Multiplication Fact Fluency prototype – feedback requested

I am concerned that we are conflating automaticity with fluency.  How might we get clear on the difference?

From Assessing Basic Fact Fluency by Gina Kling and Jennifer M. Bay-Williams:

Think about how you assess reading fluency. Does your assessment plan involve listening and observing as children read as well as asking reading comprehension questions? Now imagine what you might learn about students’ reading fluency if you used only timed quizzes. How would your confidence in your assessment change?

When I use Google to search for sample “multiplication fluency assessments, worksheets from TPT show up.If you haven’t yet, it is important to stop and read three articles:

From Fluency: Simply Fast and Accurate? I Think Not! by Linda Gojak:

Building fluency should involve more than speed and accuracy. It must reach beyond procedures and computation.

From Fluency without Fear by Jo Boaler:

The best way to develop fluency with numbers is to develop number sense and to work with numbers in different ways, not to blindly memorize without number sense.
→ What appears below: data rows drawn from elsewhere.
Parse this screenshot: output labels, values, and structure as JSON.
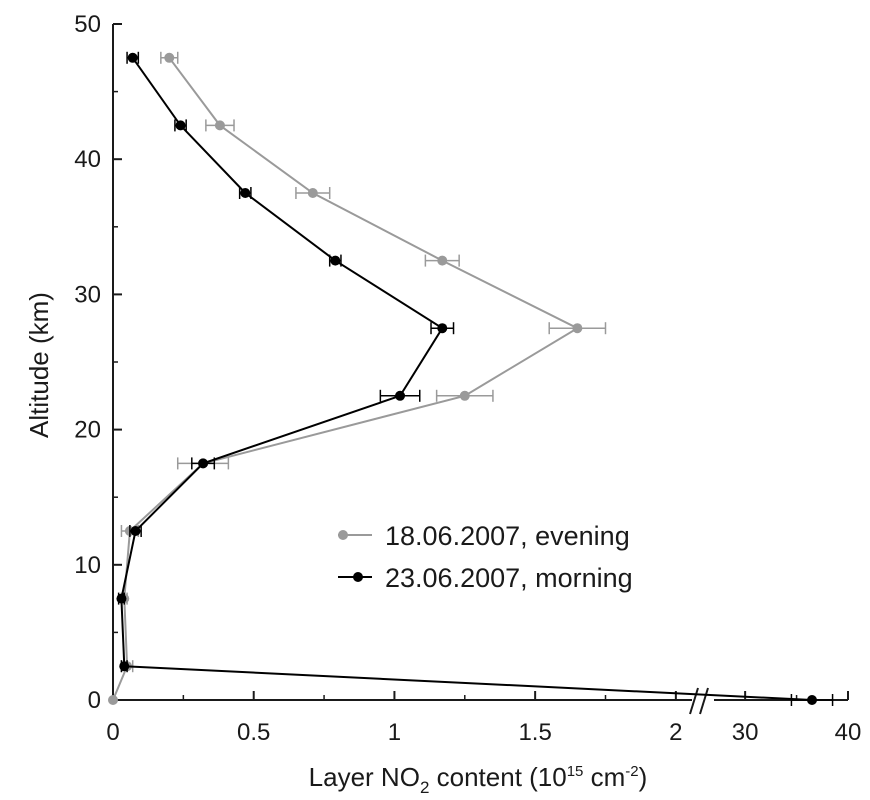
{
  "chart_data": {
    "type": "line",
    "xlabel_parts": {
      "pre": "Layer NO",
      "sub": "2",
      "mid": " content (10",
      "sup1": "15",
      "unit": " cm",
      "sup2": "-2",
      "post": ")"
    },
    "ylabel": "Altitude (km)",
    "ylim": [
      0,
      50
    ],
    "yticks": [
      "0",
      "10",
      "20",
      "30",
      "40",
      "50"
    ],
    "xlim_left": [
      0,
      2.1
    ],
    "xlim_right": [
      26,
      40
    ],
    "xticks_left": [
      "0",
      "0.5",
      "1",
      "1.5",
      "2"
    ],
    "xticks_right": [
      "30",
      "40"
    ],
    "axis_break": true,
    "grid": false,
    "legend_position": "center-right",
    "colors": {
      "evening": "#9a9a9a",
      "morning": "#000000",
      "axis": "#1a1a1a"
    },
    "series": [
      {
        "name": "18.06.2007, evening",
        "points": [
          {
            "x": 0.0,
            "y": 0,
            "err": 0.0
          },
          {
            "x": 0.05,
            "y": 2.5,
            "err": 0.02
          },
          {
            "x": 0.04,
            "y": 7.5,
            "err": 0.01
          },
          {
            "x": 0.06,
            "y": 12.5,
            "err": 0.03
          },
          {
            "x": 0.32,
            "y": 17.5,
            "err": 0.09
          },
          {
            "x": 1.25,
            "y": 22.5,
            "err": 0.1
          },
          {
            "x": 1.65,
            "y": 27.5,
            "err": 0.1
          },
          {
            "x": 1.17,
            "y": 32.5,
            "err": 0.06
          },
          {
            "x": 0.71,
            "y": 37.5,
            "err": 0.06
          },
          {
            "x": 0.38,
            "y": 42.5,
            "err": 0.05
          },
          {
            "x": 0.2,
            "y": 47.5,
            "err": 0.03
          }
        ]
      },
      {
        "name": "23.06.2007, morning",
        "points": [
          {
            "x": 36.5,
            "y": 0,
            "err": 2.0
          },
          {
            "x": 0.04,
            "y": 2.5,
            "err": 0.01
          },
          {
            "x": 0.03,
            "y": 7.5,
            "err": 0.01
          },
          {
            "x": 0.08,
            "y": 12.5,
            "err": 0.02
          },
          {
            "x": 0.32,
            "y": 17.5,
            "err": 0.04
          },
          {
            "x": 1.02,
            "y": 22.5,
            "err": 0.07
          },
          {
            "x": 1.17,
            "y": 27.5,
            "err": 0.04
          },
          {
            "x": 0.79,
            "y": 32.5,
            "err": 0.02
          },
          {
            "x": 0.47,
            "y": 37.5,
            "err": 0.02
          },
          {
            "x": 0.24,
            "y": 42.5,
            "err": 0.02
          },
          {
            "x": 0.07,
            "y": 47.5,
            "err": 0.02
          }
        ]
      }
    ]
  }
}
Ok, so how do we assess fluency? Do we have common language for mathematical fluency?

From  Principles to Actions: Ensuring Mathematical Success for All

Effective teaching of mathematics builds fluency with procedures on a foundation of conceptual understanding so that students, over time, become skillful in using procedures flexibly as they solve contextual and mathematical problems.

Let’s focus this 3rd grade standard:

Multiply and divide within 100.

CCSS.MATH.CONTENT.3.OA.C.7
Fluently multiply and divide within 100, using strategies such as the relationship between multiplication and division (e.g., knowing that 8 × 5 = 40, one knows 40 ÷ 5 = 8) or properties of operations. By the end of Grade 3, know from memory all products of two one-digit numbers.

 

Do any of the fluency assessments from the above Google search help us assess fluency?

What if we try a different type of assessment? An assessment that involves listening and observing as children compute, reason, and respond.

What if we confer with learners individually, just like we do with reading assessments, to listen, record, and encourage learners as they think, reason, and compute?

I need, want, and invite your feedback on the following prototype.  I hope that I have constructed a viable argument and I seek your constructive critique.

Multiplication Fluency (within 100)
Conferring with Mathematicians

Section 1 asks students if they know their multiplication facts. We intentionally ask these questions because of John Hattie’s work on student expectations of self – effect size of 1.44.

Section 2 checks for accuracy and efficiency.  The teacher will code the student’s response as recall, uses a strategy, or skip counts.  The first 8 facts are common for all students. The next 8 facts can be customized for each student based on their responses to easiest and hardest.

 Section 3 checks for accuracy and flexibility.  In the previous section, the teacher gave the multiplication expression and the student responded with the product.  Now it is reversed. The teacher gives the answer and student states an expression and are asked if they know another way.

Section 3 also checks for accuracy and flexibility using images from #UnitChat.  Students are asked how many they see and how do they see them.  If they skip count, their answer is confirmed, and they are asked if they can say or write it again using multiplication.

If you open this Multiplication Fluency (within 100) pdf, you will find each image on its own page so students can touch to count when needed.

Will you take time to offer actionable, growth-oriented feedback using I like…, I wonder…, and What if… to help clarify or improve the assessment?

Thank you in advance.

3 comments

  1. I have tried this out with third graders and it gives really useful information about how they think and feel about multiplication facts. I especially like the images. Some of my interviewees counted one by one with pictures, so it might be useful for that to be a choice. What if there was space to make note of the specific strategies used by students?